MEDIA RELATIONS OFFICE
JET PROPULSION LABORATORY
CALIFORNIA INSTITUTE OF TECHNOLOGY
NATIONAL AERONAUTICS AND SPACE ADMINISTRATION
PASADENA, CALIF. 91109. TELEPHONE (818) 354-5011
http://www.jpl.nasa.gov
Mars Polar Lander Mission Status
December 22, 1999
Flight controllers for Mars Polar Lander are continuing to
work through their fault-tree scenarios in their ongoing attempts
to communicate with the spacecraft.
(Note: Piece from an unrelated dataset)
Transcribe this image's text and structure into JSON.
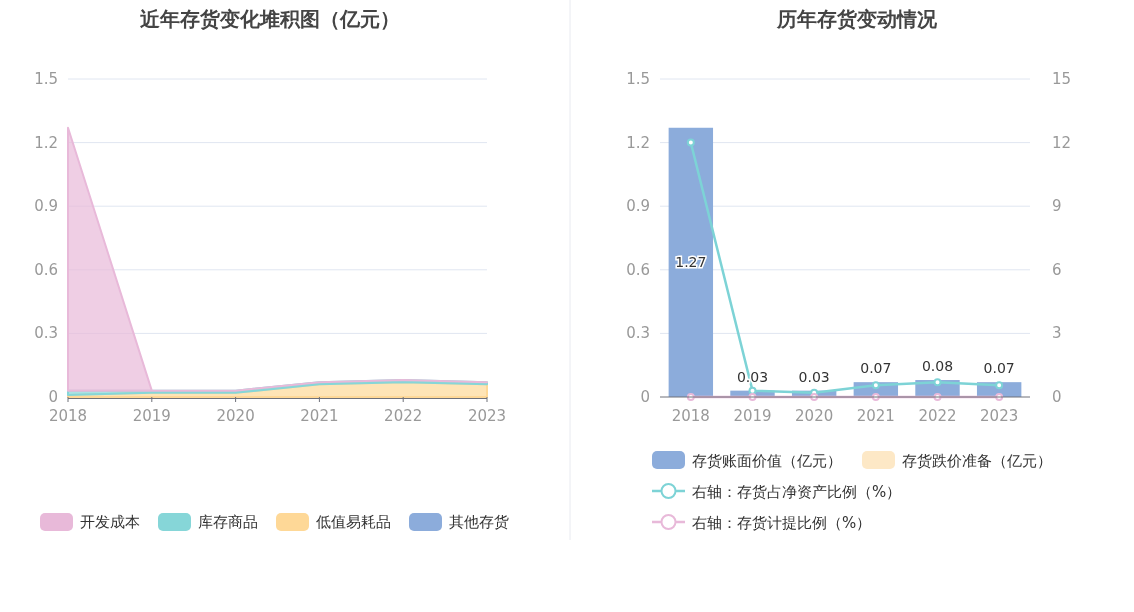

Chances of recovering the
lander remain remote.
Team members plan to continue looking for a signal from the
lander through mid-January, and at that point they will be in a
position of having exhausted all possible recovery modes.
Late last week, NASA’s orbiting Mars Global Surveyor
spacecraft began an imaging campaign to look for evidence of the
lander, parachute or aeroshell. So far, nothing has been
detected.
The Jet Propulsion Laboratory has appointed a special review
board to evaluate the apparent loss of Mars Polar Lander and the
Deep Space 2 microprobes. The board will attempt to determine
the possible root causes for these losses and identify actions
needed to assure success in future Mars landings.
The 12-member JPL board will be chaired by John Casani and
is made up of members from JPL, Caltech, other NASA centers and
industry. The findings of the board will be presented in a
written report due by March 3, 2000. The board will offer its
cooperation and assistance to related NASA efforts including the
agency’s Mars Program Independent Assessment Team.
Mars Polar Lander is part of a series of missions in a long-
term program of Mars exploration managed by JPL for NASA’s Office
of Space Science, Washington, D.C. JPL’s industrial partner is
Lockheed Martin Astronautics, Denver. JPL is a division of the
California Institute of Technology, Pasadena, Calif.